SOAP splits the session into four parts: Subjective, Objective, Assessment, Plan. DAP merges the first two into one Data section, leaving three: Data, Assessment, Plan. SOAP fits visits with measurable exam findings and vitals. DAP fits therapy, where the line between what a client reports and what you observe is blurry and a single narrative Data section reads more naturally.
What goes in the Data section of a DAP note?
Everything observable from the session: the client's reported mood and symptoms, direct quotes that matter, your behavioral observations, the interventions you used, and how the client responded in the room. It combines what a SOAP note would split into Subjective and Objective. Keep it factual. Your interpretation of what it means belongs in Assessment, not Data.
Do insurers accept DAP notes?
Format is not the issue; content is. CMS guidance for behavioral health says a note must reflect medical necessity, be complete and accurate, be legible, signed, and dated, and justify the service billed. A DAP note that carries those elements supports a claim as well as a SOAP note does. Check your specific payer and state Medicaid rules, since medical-necessity definitions vary by state.

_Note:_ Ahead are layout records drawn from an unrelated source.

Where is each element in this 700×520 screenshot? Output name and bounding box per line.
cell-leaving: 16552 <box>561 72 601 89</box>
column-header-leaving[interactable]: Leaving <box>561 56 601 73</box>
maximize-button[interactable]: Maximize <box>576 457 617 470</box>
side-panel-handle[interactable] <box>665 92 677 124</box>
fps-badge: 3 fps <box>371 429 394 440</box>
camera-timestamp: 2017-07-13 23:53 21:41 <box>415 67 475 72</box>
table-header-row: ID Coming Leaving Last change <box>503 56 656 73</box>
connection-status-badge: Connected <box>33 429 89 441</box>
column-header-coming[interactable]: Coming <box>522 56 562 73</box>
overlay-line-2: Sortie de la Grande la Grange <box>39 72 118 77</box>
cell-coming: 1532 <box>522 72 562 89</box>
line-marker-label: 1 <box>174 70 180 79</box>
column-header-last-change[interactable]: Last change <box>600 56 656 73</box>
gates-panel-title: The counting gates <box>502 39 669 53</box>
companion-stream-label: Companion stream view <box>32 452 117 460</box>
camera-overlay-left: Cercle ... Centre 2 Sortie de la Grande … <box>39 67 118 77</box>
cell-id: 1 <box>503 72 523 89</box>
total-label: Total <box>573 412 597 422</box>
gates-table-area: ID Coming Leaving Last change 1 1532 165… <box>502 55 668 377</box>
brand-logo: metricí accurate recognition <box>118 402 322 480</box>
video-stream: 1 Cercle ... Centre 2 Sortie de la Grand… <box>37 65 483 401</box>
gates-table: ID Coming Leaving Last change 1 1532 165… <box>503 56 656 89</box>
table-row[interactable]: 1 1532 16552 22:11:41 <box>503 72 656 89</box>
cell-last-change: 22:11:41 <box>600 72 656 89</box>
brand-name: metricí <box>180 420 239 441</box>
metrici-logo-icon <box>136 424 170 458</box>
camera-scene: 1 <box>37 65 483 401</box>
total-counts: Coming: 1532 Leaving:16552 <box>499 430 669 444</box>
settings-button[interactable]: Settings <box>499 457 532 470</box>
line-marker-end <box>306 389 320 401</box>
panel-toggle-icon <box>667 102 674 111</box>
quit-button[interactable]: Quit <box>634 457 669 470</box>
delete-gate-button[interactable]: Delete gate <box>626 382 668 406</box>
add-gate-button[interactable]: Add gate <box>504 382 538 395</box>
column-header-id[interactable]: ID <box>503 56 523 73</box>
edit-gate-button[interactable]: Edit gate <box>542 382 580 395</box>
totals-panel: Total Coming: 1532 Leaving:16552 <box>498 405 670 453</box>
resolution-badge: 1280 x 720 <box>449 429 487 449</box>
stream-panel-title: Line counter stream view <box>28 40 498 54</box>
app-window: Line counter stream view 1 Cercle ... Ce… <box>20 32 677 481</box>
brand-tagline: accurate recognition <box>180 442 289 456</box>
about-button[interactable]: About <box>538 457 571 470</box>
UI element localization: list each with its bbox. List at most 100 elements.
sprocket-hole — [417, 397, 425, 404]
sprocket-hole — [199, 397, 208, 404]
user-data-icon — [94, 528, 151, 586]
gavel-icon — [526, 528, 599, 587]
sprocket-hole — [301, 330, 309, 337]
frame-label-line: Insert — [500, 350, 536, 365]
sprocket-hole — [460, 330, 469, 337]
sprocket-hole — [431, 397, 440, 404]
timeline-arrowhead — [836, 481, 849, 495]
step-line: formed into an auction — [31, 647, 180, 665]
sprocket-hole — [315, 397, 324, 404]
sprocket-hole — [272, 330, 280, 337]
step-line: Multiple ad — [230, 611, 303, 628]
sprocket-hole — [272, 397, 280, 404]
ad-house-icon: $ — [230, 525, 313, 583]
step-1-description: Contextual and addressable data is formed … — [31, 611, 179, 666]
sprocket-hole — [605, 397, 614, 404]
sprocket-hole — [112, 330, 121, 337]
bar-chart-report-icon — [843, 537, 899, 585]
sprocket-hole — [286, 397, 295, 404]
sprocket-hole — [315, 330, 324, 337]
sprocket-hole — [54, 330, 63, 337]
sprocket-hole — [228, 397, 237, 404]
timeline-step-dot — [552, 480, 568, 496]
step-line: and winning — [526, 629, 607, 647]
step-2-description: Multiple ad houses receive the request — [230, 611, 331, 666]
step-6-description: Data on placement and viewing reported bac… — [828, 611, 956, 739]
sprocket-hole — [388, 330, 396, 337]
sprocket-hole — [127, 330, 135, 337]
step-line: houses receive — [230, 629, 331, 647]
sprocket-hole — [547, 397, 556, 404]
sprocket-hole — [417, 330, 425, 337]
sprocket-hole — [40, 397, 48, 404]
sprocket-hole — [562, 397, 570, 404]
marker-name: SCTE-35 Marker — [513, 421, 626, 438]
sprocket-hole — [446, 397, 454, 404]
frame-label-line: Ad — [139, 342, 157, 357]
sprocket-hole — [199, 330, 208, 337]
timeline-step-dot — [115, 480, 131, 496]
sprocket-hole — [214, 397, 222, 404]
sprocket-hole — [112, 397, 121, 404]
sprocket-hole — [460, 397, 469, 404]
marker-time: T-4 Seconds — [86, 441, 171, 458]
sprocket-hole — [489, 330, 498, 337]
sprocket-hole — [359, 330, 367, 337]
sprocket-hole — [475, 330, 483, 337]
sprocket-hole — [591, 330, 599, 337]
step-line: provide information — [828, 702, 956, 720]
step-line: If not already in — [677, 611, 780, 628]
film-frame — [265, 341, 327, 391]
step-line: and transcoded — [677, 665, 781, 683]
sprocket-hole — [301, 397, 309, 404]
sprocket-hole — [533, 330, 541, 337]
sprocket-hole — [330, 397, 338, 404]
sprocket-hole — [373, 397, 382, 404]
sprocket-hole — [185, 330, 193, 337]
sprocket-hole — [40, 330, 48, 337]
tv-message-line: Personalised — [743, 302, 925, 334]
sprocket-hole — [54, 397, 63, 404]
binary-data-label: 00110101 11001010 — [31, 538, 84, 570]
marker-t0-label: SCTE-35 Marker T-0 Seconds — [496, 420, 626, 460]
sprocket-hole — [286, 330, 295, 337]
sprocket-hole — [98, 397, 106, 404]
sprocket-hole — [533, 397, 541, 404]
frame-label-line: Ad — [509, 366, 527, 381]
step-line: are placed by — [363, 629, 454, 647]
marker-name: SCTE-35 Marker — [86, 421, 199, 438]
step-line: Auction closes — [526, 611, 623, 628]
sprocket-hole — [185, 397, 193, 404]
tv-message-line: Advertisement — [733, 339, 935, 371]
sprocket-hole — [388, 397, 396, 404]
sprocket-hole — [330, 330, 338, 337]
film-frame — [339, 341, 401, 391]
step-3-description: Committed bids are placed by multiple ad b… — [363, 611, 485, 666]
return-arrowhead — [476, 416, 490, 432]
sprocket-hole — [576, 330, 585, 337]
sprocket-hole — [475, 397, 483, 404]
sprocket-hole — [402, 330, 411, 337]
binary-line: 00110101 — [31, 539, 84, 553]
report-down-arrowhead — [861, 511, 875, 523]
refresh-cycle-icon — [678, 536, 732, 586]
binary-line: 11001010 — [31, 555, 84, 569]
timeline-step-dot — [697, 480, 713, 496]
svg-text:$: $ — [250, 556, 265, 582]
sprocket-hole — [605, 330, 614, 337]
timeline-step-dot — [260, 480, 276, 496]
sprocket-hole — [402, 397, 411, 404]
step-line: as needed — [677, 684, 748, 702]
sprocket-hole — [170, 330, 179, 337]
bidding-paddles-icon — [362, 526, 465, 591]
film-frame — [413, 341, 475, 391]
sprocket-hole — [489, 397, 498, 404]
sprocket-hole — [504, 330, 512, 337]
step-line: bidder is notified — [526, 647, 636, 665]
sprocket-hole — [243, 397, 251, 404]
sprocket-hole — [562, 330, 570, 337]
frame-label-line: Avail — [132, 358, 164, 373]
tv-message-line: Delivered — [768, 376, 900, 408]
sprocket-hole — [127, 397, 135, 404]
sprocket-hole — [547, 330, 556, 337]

Can an AI scribe write a DAP note?
Yes, an ambient scribe can draft into the DAP structure from the session audio. The thing to watch is the same thing CMS warns about with any EHR: cloned notes that look identical across visits, and a Data section that quietly drifts from what was actually said. The clinician still reads and signs every note. The draft saves the typing, not the judgment.
Sources
- Cameron S, Turtle-Song I. Learning to Write Case Notes Using the SOAP Format. Journal of Counseling & Development, 80(3):286-292 (2002). ERIC: EJ651697.
- CMS. Medicaid Documentation for Behavioral Health Practitioners (Documentation Matters fact sheet, 2015).
- 45 CFR § 164.501: definition of psychotherapy notes (the progress note is the excluded content).
- National Council for Mental Wellbeing / Harris Poll: behavioral health workforce survey (2023).